Estamos com uma série de ações on line através de todos os espaços: oficinas, posts de memória, divulgação de outros artistas, etc.Como gerenciamos o CCBM, o Museu Ferroviário de Juiz de Fora, a Casa de Leitura Delfina Fonseca Lima, a Biblioteca Municipal Murilo Mendes, o Teatro Paschoal Carlos Magno, Praça CEU e o Programa Gente em Primeiro Lugar, haja material. Cada um tem um perfil nas mídias sociais, gerando conteúdo o tempo inteiro.

A Funalfa mesmo, em seu perfil, tem feito muitas série de postagens legais como a “Prata da Casa”, “Culinária e Memória”, #tbt’s com fatos interessantes da nossa História e outros posts.

Fizemos também uma série de conversas com vários setores da cultura no início da pandemia, a fim de entender as demandas da classe como um todo. Isso fez com que a gente pudesse implementar ações como a abertura do Cadastro Municipal de Cultura, pudesse enxergar a programação de editais para destinação de verbas como a da Lei Aldir Blanc.

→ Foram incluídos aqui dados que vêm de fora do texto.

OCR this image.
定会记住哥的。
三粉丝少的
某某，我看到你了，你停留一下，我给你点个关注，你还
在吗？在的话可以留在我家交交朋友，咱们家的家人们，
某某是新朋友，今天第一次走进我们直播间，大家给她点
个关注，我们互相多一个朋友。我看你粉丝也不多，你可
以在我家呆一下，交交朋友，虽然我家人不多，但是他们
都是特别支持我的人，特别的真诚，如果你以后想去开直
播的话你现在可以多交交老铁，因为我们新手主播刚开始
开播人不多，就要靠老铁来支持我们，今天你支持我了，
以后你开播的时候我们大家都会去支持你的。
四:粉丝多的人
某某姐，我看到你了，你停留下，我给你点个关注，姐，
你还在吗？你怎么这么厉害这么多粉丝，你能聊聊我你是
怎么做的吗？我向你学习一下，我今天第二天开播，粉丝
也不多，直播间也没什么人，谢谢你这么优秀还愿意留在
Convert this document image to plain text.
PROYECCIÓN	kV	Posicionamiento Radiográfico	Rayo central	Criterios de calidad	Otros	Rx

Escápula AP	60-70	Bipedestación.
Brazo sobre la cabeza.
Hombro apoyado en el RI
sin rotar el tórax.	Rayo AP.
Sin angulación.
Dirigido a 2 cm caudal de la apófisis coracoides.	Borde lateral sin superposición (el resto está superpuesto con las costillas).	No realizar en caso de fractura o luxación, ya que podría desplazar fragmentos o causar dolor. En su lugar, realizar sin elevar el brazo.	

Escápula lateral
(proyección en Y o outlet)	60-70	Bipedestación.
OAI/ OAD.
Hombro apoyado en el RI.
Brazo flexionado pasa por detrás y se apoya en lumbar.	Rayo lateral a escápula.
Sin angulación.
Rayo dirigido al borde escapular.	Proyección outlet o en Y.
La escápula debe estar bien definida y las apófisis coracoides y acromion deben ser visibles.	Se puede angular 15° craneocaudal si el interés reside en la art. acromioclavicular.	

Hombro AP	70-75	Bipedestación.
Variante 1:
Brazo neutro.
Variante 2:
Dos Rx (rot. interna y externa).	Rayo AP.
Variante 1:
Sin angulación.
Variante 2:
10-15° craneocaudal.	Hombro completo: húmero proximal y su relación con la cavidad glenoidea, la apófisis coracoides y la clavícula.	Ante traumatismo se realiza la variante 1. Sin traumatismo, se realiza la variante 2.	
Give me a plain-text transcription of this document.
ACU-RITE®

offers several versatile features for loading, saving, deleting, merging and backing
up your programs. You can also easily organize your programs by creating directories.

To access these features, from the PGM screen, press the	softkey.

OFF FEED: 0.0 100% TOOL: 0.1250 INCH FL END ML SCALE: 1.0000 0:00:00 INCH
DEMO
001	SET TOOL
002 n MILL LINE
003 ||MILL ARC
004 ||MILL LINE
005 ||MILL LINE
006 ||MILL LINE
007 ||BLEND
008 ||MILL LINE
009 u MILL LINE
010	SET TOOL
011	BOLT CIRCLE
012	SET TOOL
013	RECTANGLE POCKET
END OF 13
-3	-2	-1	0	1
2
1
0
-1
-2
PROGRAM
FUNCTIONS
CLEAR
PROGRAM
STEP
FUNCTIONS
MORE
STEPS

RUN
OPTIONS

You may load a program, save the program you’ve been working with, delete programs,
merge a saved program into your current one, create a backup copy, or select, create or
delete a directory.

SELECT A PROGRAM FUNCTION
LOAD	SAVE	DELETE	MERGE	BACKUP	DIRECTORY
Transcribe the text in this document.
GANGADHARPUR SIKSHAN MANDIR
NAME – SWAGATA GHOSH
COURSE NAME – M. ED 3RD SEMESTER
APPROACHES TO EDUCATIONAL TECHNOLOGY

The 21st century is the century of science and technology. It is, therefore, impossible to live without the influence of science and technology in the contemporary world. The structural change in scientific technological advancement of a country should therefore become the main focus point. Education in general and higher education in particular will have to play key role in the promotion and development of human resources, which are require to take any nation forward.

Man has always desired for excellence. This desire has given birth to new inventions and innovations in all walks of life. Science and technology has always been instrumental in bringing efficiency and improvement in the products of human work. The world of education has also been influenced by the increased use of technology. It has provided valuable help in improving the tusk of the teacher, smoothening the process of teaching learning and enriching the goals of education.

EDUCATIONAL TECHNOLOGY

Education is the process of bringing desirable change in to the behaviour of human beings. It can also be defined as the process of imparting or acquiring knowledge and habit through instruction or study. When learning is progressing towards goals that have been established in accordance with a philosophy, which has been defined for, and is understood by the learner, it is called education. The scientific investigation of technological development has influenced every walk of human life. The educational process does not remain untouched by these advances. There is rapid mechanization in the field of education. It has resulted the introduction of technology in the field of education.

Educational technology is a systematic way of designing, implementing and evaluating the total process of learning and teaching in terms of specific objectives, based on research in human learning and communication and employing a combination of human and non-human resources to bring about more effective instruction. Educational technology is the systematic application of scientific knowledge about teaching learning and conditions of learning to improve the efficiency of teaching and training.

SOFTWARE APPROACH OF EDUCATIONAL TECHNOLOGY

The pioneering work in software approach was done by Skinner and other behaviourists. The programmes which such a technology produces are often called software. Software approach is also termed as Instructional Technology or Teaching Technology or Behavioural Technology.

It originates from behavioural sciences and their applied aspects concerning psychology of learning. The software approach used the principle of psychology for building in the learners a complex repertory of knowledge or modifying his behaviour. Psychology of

Cartazes de edições do Festival Bandas Novas realizados no CCBM

No mais, você pode matar saudades sem correr os riscos  da aglomeração roqueira ou descobrir e redescobrir alguns nomes que eram “arroz de festa” nas filipetas que corriam na mão dos adolescentes. Sem reclamar da cena de hoje, por favor, se não chamamos a carrocinha pra Goiânia pra você . A exposição está em cartaz nesse link  e pode ser acessada a qualquer momento e por meio de qualquer dispositivo ligado a rede mundial de computadores.